Parastylonurus is a genus of prehistoric eurypterid. It is the only genus classified in the family Parastylonuridae and contains two species, P. hendersoni and P. ornatus from the Silurian of Scotland.

== Description ==
Parastylonurus was a stylonuroid of small to medium size with a rounded prosoma wider than it was long. The eyes were located on the anterior half of the carapace and the metasoma was very long. The first three walking legs were very short with single opposable spines on every joint. The last two walking legs were very long, reaching to the last tergite.
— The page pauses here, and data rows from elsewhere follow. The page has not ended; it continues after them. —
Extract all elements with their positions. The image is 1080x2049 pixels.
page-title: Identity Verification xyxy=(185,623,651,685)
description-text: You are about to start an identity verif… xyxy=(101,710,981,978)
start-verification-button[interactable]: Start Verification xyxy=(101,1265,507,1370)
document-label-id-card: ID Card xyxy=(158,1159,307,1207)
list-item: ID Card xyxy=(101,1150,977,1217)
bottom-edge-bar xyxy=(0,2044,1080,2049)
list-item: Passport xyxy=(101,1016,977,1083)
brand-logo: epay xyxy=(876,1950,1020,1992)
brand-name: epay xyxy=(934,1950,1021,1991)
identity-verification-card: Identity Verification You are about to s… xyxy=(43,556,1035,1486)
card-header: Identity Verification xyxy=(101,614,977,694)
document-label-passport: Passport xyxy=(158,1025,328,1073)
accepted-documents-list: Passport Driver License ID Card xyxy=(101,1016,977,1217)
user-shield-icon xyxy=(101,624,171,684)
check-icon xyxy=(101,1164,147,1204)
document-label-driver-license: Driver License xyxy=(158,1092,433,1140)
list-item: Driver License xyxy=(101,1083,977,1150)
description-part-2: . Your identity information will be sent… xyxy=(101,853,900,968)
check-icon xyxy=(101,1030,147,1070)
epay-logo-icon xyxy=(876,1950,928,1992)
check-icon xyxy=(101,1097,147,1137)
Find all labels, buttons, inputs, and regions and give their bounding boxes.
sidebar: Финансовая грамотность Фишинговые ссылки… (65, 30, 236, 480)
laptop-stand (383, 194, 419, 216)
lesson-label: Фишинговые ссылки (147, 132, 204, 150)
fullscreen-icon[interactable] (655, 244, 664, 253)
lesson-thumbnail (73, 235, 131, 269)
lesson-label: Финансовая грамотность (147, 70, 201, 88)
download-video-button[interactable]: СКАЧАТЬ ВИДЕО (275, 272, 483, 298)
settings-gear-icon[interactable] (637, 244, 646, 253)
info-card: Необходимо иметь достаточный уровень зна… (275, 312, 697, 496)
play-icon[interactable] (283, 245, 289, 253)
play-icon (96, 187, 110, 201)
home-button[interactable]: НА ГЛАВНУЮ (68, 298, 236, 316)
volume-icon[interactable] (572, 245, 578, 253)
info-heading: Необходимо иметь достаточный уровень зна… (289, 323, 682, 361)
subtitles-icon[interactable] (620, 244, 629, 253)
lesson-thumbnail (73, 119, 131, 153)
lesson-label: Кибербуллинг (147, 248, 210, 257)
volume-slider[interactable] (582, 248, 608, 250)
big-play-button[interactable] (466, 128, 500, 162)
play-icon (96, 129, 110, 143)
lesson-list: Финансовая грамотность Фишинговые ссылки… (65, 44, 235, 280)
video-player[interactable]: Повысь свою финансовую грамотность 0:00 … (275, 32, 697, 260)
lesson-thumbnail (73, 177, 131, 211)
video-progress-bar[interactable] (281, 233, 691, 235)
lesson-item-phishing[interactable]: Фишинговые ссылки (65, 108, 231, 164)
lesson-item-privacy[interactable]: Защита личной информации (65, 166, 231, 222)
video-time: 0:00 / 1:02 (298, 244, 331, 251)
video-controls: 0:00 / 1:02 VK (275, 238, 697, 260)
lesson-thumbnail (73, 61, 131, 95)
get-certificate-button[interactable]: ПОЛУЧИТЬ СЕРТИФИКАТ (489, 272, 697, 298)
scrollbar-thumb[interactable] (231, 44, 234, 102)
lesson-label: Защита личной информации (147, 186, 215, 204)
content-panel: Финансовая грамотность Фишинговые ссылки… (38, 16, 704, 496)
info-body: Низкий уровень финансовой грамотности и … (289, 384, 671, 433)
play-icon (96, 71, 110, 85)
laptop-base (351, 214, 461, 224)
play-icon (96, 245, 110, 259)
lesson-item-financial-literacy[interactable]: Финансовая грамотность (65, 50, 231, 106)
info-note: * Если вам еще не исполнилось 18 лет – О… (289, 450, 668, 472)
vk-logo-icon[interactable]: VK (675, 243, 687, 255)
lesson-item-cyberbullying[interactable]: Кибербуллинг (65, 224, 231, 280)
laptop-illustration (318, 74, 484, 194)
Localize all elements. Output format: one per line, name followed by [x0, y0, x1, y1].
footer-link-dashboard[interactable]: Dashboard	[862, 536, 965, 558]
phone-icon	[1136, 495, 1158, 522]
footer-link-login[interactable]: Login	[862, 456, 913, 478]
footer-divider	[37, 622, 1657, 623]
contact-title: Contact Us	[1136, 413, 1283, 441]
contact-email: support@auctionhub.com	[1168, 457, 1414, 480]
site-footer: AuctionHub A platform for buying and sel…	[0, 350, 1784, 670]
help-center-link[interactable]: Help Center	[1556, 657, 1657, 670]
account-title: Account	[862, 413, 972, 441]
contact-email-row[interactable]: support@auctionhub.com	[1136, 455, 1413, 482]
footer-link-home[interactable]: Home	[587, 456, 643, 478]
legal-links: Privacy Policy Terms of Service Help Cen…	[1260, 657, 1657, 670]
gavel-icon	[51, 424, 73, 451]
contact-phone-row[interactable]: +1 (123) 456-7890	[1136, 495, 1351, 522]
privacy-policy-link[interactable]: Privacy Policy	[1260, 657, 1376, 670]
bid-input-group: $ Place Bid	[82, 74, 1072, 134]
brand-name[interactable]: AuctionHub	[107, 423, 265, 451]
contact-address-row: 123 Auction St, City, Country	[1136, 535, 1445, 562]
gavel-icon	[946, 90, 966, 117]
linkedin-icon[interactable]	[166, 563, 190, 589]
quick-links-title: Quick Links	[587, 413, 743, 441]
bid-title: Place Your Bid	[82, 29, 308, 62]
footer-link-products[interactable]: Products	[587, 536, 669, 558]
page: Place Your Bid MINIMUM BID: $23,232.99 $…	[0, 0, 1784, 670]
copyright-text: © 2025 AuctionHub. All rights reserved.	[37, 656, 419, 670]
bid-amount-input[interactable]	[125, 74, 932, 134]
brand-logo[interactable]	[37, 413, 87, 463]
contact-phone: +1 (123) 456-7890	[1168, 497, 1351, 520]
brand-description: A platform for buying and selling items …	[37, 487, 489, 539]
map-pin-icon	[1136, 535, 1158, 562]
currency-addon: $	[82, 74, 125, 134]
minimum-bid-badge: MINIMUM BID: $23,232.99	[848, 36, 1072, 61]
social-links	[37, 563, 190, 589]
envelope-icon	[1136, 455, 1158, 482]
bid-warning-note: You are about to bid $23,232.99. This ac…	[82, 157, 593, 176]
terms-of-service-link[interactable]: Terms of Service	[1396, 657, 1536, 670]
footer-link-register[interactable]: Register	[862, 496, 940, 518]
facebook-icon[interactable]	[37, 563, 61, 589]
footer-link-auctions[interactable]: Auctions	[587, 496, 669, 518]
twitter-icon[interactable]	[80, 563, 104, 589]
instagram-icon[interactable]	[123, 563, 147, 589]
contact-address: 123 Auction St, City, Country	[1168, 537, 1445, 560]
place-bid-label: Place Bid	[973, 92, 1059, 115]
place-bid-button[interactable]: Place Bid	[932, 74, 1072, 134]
The opisthosoma was narrow and undifferentiated and the telson was spike-like.

== Classification ==
Parastylonurus can be differentiated from the closely related Stylonurus in that it lacks the distinct trilobation present in Stylonurus and by the position of the eyes.

== Species ==
Parastylonurus contains two valid species, with other named species now seen as invalid or as part of other genera.
- Parastylonurus hendersoni Waterston, 1979 - Pentland Hills, Scotland (Silurian)
- Parastylonurus ornatus Laurie, 1892 - Scotland (Silurian)
Invalid or reassigned species are listed below:
- "Parastylonurus" beecheri Hall, 1884 - Pennsylvania, USA (Devonian), reclassified as a species of Stylonurella, then designated as a nomen dubium.
- "Parastylonurus" macrophthalmus Laurie, 1892 - Pentland Hills, Scotland (Silurian), reclassified as a species of Hardieopterus.
- "Parastylonurus" megalops Salter, 1859 - Herefordshire, England (Silurian), reclassified as a species of Hardieopterus.
- "Parastylonurus" myops Clarke, 1907 - Eastern USA (Silurian), reclassified as a species of Hardieopterus.
- "Parastylonurus" rusti Ruedemann, 1926 - New York, USA (Ordovician), a pseudofossil.
- "Parastylonurus" sigmoidalis Kjellesvig-Waering, 1971 - Shropshire, England (Silurian), reclassified as a species of Athenepterus.